Montag, 6. Dezember 2010

Blockwart

Ich entwickle gewisse Blockwart-Tendenzen. Das ist zweifellos beunruhigend, sollte einen aber nicht weiter verwundern. In fortschreitendem Alter verflüssigt sich bekanntlich das Gehirn, und es klammert sich daher verzweifelt an Ordnungs- und Strukturprinzipien, so lange das noch geht.
In meinem Fall sind es die Mülltonnen. Das Haus verfügt über derer drei, die üblichen eben: Hausmüll (grüne Großvolumen-Tonne mit vier Rädern dran), Verpackungsmüll (gelbe Tonne) und Papiermüll (blaue Tonne). Leerung: Hausmüll wöchentlich, der Rest zweiwöchentlich.
Die Hausbewohner gehen mit dem im Grunde ganz einfachen Regelwerk einer funktionierenden Müllentsorgung durchweg nachlässig um. Jemand verbringt zum Beispiel in großem Stil Umzugskartons in die blaue Tonne. Ohne sie zu zerkleinern. Ist die Tonne voll, und das ist sie schnell, stapelt er den Rest daneben. Weitere Hausbewohner rammen in die an und für sich bereits voll geglaubte Tonne palettenweise Versandverpackungen. Ohne sie zu zerkleinern oder zumindest zu plätten. Der Rest landet neben der Tonne. Beachtet wird dabei nicht, dass die Müllabfuhr Anweisung hat, nur den Inhalt der Tonne zu entsorgen, nicht jedoch daneben gestapelte Hinterlassenschaften. Diese sauen bei winterlicher Witterung zwei Wochen oder länger ein und werden zu Papp-Pampe, die sich nicht nur unschön über den Vorbereich des Hauses sozusagen schleichend ergießt, sondern, sofern sich jemand ihrer überhaupt erbarmt, nur noch im Hausmüll entsorgt werden kann. Was wiederum die grüne Großvolumen-Hausmülltonne enorm belastet, zumal weitere Hausbewohner wegen der notorisch vollen Papiermülltonne ihre Papierabfälle in die Hausmülltonne werfen. In diese werden jedoch wegen ihrer einladenden Größe bereits halbe Wohnungseinrichtungen und Elektrogeräte entsorgt, obwohl die ja eigentlich ein Fall für die Elektromüll- oder Sperrmüllabfuhr wären. Die Folge ist, dass der dafür vorgesehene Hausmüll kaum noch zu entsorgen ist. Heute Morgen entdeckte ich daher in der gelben Tonne (!) unzerkleinerte, ungünstig verkantete Pizzadienst-Kartons mit Speiseresten drin. Der Blockwart in mir zuckte kurz zusammen und verbrachte dann höchstpersönlich die Pizzaschachteln in die dafür vorgesehene Großvolumen-Hausmülltonne, deren Deckel allerdings bereits schon wieder offen steht, so dass einem die Wohnungseinrichtungen und Elektrogeräte und Pappmatsche entgegengrinsen. Neulich erst habe ich unmittelbar nach der Leerung herumschmoddernde Papiermatsche in die Hausmülltonne geschaufelt, obwohl das keinesfalls meine eigene Matsche war, sowie herausgekullerte Hausmüllsäcke mit Gewalt zurück in die dafür vorgesehene grüne Tonne verbracht.

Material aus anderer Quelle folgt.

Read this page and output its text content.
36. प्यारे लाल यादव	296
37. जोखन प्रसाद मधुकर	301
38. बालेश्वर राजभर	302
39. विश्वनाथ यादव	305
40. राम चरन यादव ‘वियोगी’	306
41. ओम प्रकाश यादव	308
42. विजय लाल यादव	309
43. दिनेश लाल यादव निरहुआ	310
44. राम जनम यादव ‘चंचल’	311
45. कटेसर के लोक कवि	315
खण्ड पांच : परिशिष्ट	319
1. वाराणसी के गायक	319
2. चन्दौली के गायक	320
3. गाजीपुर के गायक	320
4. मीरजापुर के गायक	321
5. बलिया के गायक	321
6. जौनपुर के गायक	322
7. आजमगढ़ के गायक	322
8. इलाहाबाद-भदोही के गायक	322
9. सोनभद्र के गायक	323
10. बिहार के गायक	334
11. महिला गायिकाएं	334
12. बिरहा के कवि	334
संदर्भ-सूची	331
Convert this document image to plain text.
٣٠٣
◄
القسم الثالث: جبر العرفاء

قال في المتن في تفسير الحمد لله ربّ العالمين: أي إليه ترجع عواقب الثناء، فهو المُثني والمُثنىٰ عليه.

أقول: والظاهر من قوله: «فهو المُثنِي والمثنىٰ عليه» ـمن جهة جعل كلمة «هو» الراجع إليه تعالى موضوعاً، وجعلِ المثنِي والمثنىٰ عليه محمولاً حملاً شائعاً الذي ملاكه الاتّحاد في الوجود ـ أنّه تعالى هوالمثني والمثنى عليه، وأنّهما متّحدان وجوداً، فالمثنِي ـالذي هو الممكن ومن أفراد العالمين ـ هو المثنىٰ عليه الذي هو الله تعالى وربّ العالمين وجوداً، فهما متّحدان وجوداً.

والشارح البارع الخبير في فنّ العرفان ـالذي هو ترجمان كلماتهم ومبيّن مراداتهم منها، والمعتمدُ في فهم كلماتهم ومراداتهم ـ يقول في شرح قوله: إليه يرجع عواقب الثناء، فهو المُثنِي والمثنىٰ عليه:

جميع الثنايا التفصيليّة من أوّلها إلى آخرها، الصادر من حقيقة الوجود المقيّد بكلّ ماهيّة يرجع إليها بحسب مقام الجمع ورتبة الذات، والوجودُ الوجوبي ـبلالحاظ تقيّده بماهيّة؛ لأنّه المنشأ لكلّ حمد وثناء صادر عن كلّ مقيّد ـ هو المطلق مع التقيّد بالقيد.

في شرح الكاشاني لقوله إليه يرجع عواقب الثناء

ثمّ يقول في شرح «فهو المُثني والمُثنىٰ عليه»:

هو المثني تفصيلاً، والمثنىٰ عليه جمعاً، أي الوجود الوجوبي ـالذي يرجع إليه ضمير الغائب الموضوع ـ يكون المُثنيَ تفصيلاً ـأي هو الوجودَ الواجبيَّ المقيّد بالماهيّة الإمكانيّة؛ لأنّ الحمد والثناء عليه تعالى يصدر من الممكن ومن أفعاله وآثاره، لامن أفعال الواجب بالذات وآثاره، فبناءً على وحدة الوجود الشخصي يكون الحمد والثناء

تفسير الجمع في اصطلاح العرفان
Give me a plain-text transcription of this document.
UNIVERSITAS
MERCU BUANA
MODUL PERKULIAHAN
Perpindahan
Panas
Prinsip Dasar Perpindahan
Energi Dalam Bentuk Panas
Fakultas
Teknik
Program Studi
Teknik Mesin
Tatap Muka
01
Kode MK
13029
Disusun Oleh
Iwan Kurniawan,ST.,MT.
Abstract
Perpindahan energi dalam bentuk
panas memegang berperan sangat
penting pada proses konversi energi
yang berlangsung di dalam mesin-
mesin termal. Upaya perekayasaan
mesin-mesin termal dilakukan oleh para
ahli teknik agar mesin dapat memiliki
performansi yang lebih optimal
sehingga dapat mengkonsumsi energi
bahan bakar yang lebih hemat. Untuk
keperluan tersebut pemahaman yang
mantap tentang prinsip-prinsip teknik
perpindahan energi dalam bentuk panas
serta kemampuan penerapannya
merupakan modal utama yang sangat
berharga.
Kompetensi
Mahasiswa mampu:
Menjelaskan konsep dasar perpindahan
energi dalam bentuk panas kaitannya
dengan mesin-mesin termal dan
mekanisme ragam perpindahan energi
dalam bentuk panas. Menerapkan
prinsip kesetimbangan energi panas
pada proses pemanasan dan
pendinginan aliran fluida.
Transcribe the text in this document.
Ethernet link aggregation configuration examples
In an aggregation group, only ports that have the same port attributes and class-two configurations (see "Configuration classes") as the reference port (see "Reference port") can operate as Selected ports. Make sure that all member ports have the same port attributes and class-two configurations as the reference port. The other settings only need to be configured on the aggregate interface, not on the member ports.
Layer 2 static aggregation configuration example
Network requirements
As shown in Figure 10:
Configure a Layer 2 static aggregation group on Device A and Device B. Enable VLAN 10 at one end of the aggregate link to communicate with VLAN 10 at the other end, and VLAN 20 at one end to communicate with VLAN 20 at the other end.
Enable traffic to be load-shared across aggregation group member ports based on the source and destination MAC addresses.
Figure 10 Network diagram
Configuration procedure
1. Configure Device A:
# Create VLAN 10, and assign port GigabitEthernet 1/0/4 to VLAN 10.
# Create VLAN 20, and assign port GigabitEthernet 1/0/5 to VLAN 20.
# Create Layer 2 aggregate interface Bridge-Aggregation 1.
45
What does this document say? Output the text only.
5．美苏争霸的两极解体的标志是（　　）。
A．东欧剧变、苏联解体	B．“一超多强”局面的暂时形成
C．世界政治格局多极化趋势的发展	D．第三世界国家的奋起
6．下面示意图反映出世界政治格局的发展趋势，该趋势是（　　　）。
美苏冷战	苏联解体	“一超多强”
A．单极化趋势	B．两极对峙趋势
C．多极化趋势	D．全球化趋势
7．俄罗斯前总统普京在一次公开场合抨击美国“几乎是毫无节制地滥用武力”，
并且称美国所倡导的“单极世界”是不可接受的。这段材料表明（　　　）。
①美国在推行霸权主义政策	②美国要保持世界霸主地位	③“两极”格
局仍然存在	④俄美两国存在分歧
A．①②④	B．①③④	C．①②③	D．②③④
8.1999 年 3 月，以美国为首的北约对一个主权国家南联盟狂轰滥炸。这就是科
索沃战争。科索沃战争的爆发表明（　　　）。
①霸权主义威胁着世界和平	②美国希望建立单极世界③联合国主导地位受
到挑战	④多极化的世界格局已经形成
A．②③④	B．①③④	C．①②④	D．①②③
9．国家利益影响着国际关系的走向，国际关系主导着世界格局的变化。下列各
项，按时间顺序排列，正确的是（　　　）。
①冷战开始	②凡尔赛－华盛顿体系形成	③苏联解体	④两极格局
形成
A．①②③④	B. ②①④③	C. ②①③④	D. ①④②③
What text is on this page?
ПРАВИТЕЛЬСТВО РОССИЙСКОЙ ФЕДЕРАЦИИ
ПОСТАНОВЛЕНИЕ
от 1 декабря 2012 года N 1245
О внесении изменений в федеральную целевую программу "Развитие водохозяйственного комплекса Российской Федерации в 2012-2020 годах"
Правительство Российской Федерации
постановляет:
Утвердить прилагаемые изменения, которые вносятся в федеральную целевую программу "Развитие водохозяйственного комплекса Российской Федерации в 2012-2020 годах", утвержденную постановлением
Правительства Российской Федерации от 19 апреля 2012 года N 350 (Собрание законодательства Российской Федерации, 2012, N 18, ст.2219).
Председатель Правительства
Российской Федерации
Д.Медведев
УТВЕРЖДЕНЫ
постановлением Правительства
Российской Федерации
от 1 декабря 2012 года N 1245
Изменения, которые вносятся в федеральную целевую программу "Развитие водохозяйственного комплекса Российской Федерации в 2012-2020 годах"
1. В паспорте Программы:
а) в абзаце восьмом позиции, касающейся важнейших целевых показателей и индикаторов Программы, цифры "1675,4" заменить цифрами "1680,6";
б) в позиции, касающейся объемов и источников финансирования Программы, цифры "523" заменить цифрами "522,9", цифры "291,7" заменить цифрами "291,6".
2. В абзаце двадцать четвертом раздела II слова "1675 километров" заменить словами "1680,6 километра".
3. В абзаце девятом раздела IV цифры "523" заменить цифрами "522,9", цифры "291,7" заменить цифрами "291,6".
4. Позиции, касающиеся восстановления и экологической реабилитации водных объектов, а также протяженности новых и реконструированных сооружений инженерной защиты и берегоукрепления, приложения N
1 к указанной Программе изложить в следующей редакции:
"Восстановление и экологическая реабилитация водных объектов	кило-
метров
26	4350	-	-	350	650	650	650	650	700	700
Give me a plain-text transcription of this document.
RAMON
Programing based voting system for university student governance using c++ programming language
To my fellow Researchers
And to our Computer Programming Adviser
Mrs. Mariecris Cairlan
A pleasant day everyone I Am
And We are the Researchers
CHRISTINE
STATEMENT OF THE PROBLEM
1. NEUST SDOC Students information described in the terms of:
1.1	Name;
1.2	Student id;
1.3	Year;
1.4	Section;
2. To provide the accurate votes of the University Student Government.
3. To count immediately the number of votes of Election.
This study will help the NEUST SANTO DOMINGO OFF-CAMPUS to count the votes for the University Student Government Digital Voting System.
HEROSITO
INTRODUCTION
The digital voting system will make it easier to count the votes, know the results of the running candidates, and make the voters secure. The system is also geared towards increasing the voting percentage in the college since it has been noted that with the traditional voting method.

Wenn das hier so weitergeht, mache ich endgültig einen Zettel ans schwarze Brett und drohe mit Sanktionen wie Sprengfallen neben der Papiermülltonne, straff gespannte Klaviersaiten an der Großvolumen-Hausmülltonne und Zyanidgaskanister an der gelben Tonne. Aber die ganzen Leichenteile, Innereien und das Blut werde ja doch nur wieder ich wegmachen müssen.